Memasuki ayat-ayat menuju penutup, diceritakan kisah Dzulqarnain, seorang penguasa yang saleh yang berkeliling dunia dan membangun penghalang kuat untuk melindungi kaum yang lemah dari gangguan Ya'juj dan Ma'juj.
(Qāla hādhā raḥmatum min rabbī fa’idhā jā’a wa‘du rabbī ja‘alahū dakkā’a, wa kāna wa‘du rabbī ḥaqqā)
Dia (Dzulqarnain) berkata: “Ini adalah rahmat dari Tuhanku, tetapi apabila sudah tiba janji Tuhanku, Dia akan menghancurkannya; dan janji Tuhanku itu adalah benar.” (QS. Al-Kahfi: 98)
Kisah Dzulqarnain ini menunjukkan bahwa kekuasaan, jika digunakan dengan benar dan didasari ketakwaan, dapat menjadi rahmat bagi umat manusia. Namun, yang paling penting adalah kesadaran bahwa segala kekuatan dan pencapaian adalah sementara; hanya janji Allah yang kekal dan pasti terlaksana.

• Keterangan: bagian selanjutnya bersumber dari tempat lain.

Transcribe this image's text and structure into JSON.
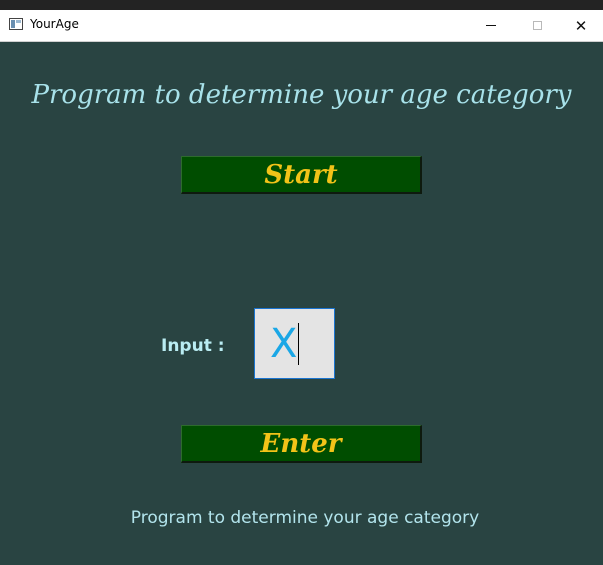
{
  "window": {
    "title": "YourAge",
    "icon": "app-window-icon",
    "controls": {
      "minimize_icon": "minimize-icon",
      "maximize_icon": "maximize-icon",
      "close_icon": "close-icon",
      "close_glyph": "✕"
    }
  },
  "main": {
    "heading": "Program to determine your age category",
    "start_button": "Start",
    "input_label": "Input :",
    "input_value": "X",
    "enter_button": "Enter",
    "footer_text": "Program to determine your age category"
  },
  "colors": {
    "background": "#294442",
    "button_bg": "#004d00",
    "button_text": "#f2c318",
    "heading_text": "#a8e2ea",
    "input_text": "#1aa7e6"
  }
}
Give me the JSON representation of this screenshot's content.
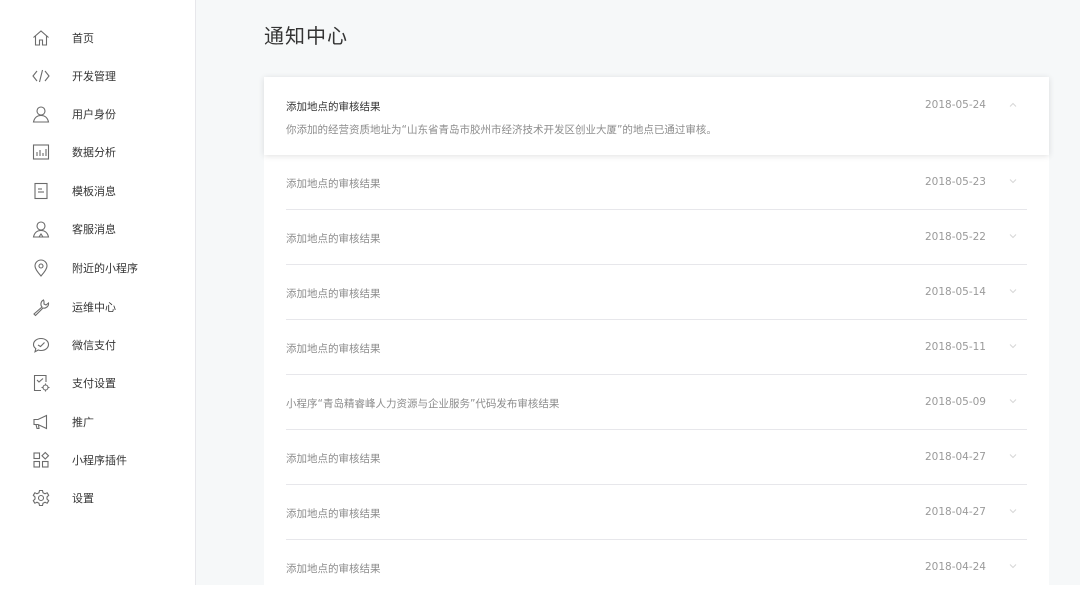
{
  "sidebar": {
    "items": [
      {
        "label": "首页",
        "icon": "home-icon"
      },
      {
        "label": "开发管理",
        "icon": "code-icon"
      },
      {
        "label": "用户身份",
        "icon": "user-icon"
      },
      {
        "label": "数据分析",
        "icon": "bar-chart-icon"
      },
      {
        "label": "模板消息",
        "icon": "document-icon"
      },
      {
        "label": "客服消息",
        "icon": "customer-service-icon"
      },
      {
        "label": "附近的小程序",
        "icon": "location-pin-icon"
      },
      {
        "label": "运维中心",
        "icon": "wrench-icon"
      },
      {
        "label": "微信支付",
        "icon": "wechat-pay-icon"
      },
      {
        "label": "支付设置",
        "icon": "payment-settings-icon"
      },
      {
        "label": "推广",
        "icon": "megaphone-icon"
      },
      {
        "label": "小程序插件",
        "icon": "plugin-icon"
      },
      {
        "label": "设置",
        "icon": "gear-icon"
      }
    ]
  },
  "main": {
    "title": "通知中心",
    "notices": [
      {
        "title": "添加地点的审核结果",
        "date": "2018-05-24",
        "expanded": true,
        "body": "你添加的经营资质地址为“山东省青岛市胶州市经济技术开发区创业大厦”的地点已通过审核。"
      },
      {
        "title": "添加地点的审核结果",
        "date": "2018-05-23",
        "expanded": false
      },
      {
        "title": "添加地点的审核结果",
        "date": "2018-05-22",
        "expanded": false
      },
      {
        "title": "添加地点的审核结果",
        "date": "2018-05-14",
        "expanded": false
      },
      {
        "title": "添加地点的审核结果",
        "date": "2018-05-11",
        "expanded": false
      },
      {
        "title": "小程序“青岛精睿峰人力资源与企业服务”代码发布审核结果",
        "date": "2018-05-09",
        "expanded": false
      },
      {
        "title": "添加地点的审核结果",
        "date": "2018-04-27",
        "expanded": false
      },
      {
        "title": "添加地点的审核结果",
        "date": "2018-04-27",
        "expanded": false
      },
      {
        "title": "添加地点的审核结果",
        "date": "2018-04-24",
        "expanded": false
      }
    ]
  },
  "colors": {
    "text": "#353535",
    "muted": "#8d8d8d",
    "date": "#9a9a9a",
    "divider": "#e7e7eb",
    "background": "#f6f8f9"
  }
}
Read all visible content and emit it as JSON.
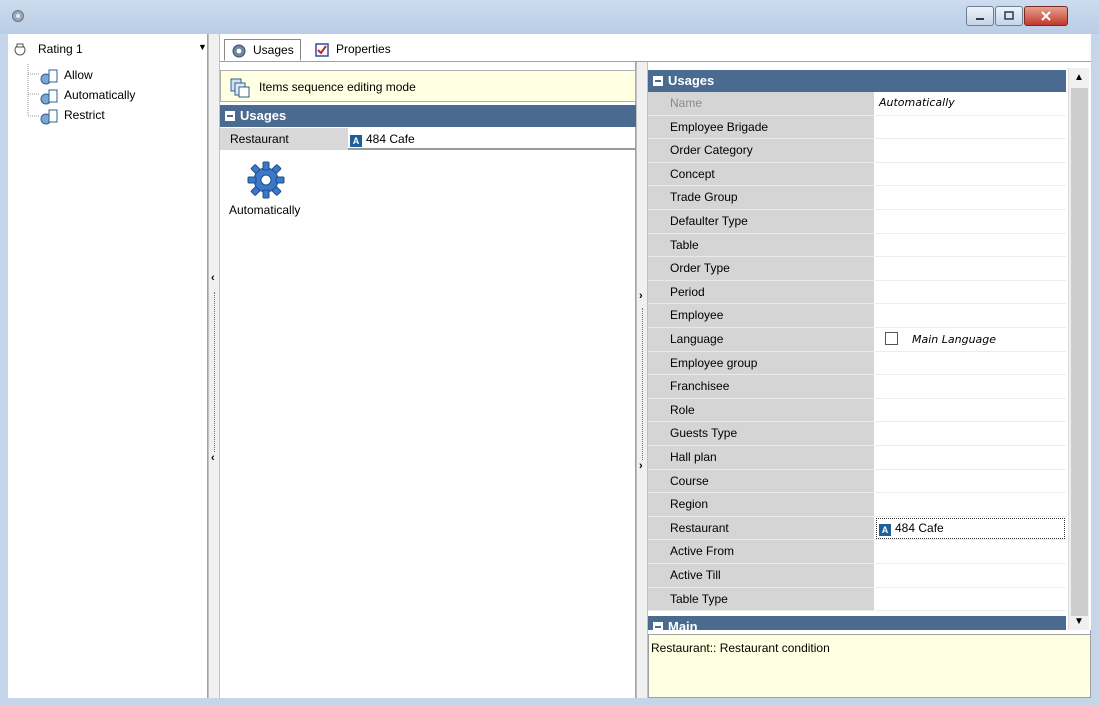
{
  "window": {
    "title": "",
    "icons": {
      "app": "gear-icon",
      "minimize": "minimize-icon",
      "maximize": "maximize-icon",
      "close": "close-icon"
    }
  },
  "left_pane": {
    "rating_value": "Rating 1",
    "tree_items": [
      {
        "label": "Allow"
      },
      {
        "label": "Automatically"
      },
      {
        "label": "Restrict"
      }
    ]
  },
  "tabs": [
    {
      "label": "Usages",
      "icon": "gear-icon",
      "active": true
    },
    {
      "label": "Properties",
      "icon": "checklist-icon",
      "active": false
    }
  ],
  "middle_pane": {
    "sequence_mode_label": "Items sequence editing mode",
    "group_title": "Usages",
    "row": {
      "key": "Restaurant",
      "value": "484 Cafe",
      "badge": "A"
    },
    "item_label": "Automatically"
  },
  "property_grid": {
    "group_title": "Usages",
    "main_group_title": "Main",
    "rows": [
      {
        "key": "Name",
        "value": "Automatically"
      },
      {
        "key": "Employee Brigade",
        "value": ""
      },
      {
        "key": "Order Category",
        "value": ""
      },
      {
        "key": "Concept",
        "value": ""
      },
      {
        "key": "Trade Group",
        "value": ""
      },
      {
        "key": "Defaulter Type",
        "value": ""
      },
      {
        "key": "Table",
        "value": ""
      },
      {
        "key": "Order Type",
        "value": ""
      },
      {
        "key": "Period",
        "value": ""
      },
      {
        "key": "Employee",
        "value": ""
      },
      {
        "key": "Language",
        "value": "Main Language"
      },
      {
        "key": "Employee group",
        "value": ""
      },
      {
        "key": "Franchisee",
        "value": ""
      },
      {
        "key": "Role",
        "value": ""
      },
      {
        "key": "Guests Type",
        "value": ""
      },
      {
        "key": "Hall plan",
        "value": ""
      },
      {
        "key": "Course",
        "value": ""
      },
      {
        "key": "Region",
        "value": ""
      },
      {
        "key": "Restaurant",
        "value": "484 Cafe"
      },
      {
        "key": "Active From",
        "value": ""
      },
      {
        "key": "Active Till",
        "value": ""
      },
      {
        "key": "Table Type",
        "value": ""
      }
    ],
    "restaurant_badge": "A"
  },
  "description": {
    "text": "Restaurant:: Restaurant condition"
  }
}
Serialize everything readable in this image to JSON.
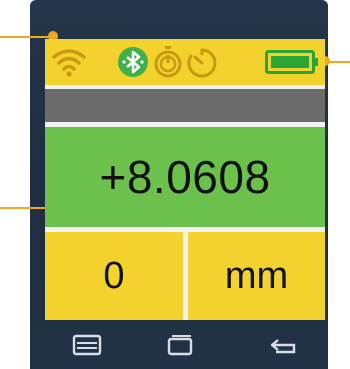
{
  "colors": {
    "accent_yellow": "#f4d22e",
    "value_green": "#6cc14c",
    "band_gray": "#6c6c6c",
    "device_bezel": "#223246",
    "callout_orange": "#f2a81d",
    "icon_dark_yellow": "#c79a12",
    "battery_green": "#2aa535"
  },
  "status_bar": {
    "icons": [
      "wifi-icon",
      "bluetooth-icon",
      "power-icon",
      "timer-icon",
      "battery-icon"
    ]
  },
  "reading": {
    "value": "+8.0608"
  },
  "bottom": {
    "left_value": "0",
    "unit": "mm"
  },
  "navbar": {
    "buttons": [
      "menu-icon",
      "home-icon",
      "back-icon"
    ]
  }
}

Ayat terakhir dalam rentang ini menegaskan bahwa hari kiamat pasti datang. Dunia ini adalah persinggahan sementara. Mereka yang telah tertipu oleh perhiasan dunia akan menyesal, sementara amal baik akan menjadi penentu nasib akhirat. Pembahasan Surat Al-Kahfi 81 100 ini berfungsi sebagai penutup kisah yang mengingatkan pembaca untuk senantiasa mempersiapkan diri.
Inti dari bagian ini adalah keseimbangan antara amal saleh saat memiliki kekuatan dan kesabaran saat menghadapi ujian. Ilmu yang diberikan Allah, seperti yang dialami Musa bersama Khidir, seringkali berada di luar logika manusia biasa, menuntut keyakinan total kepada kebijaksanaan Ilahi.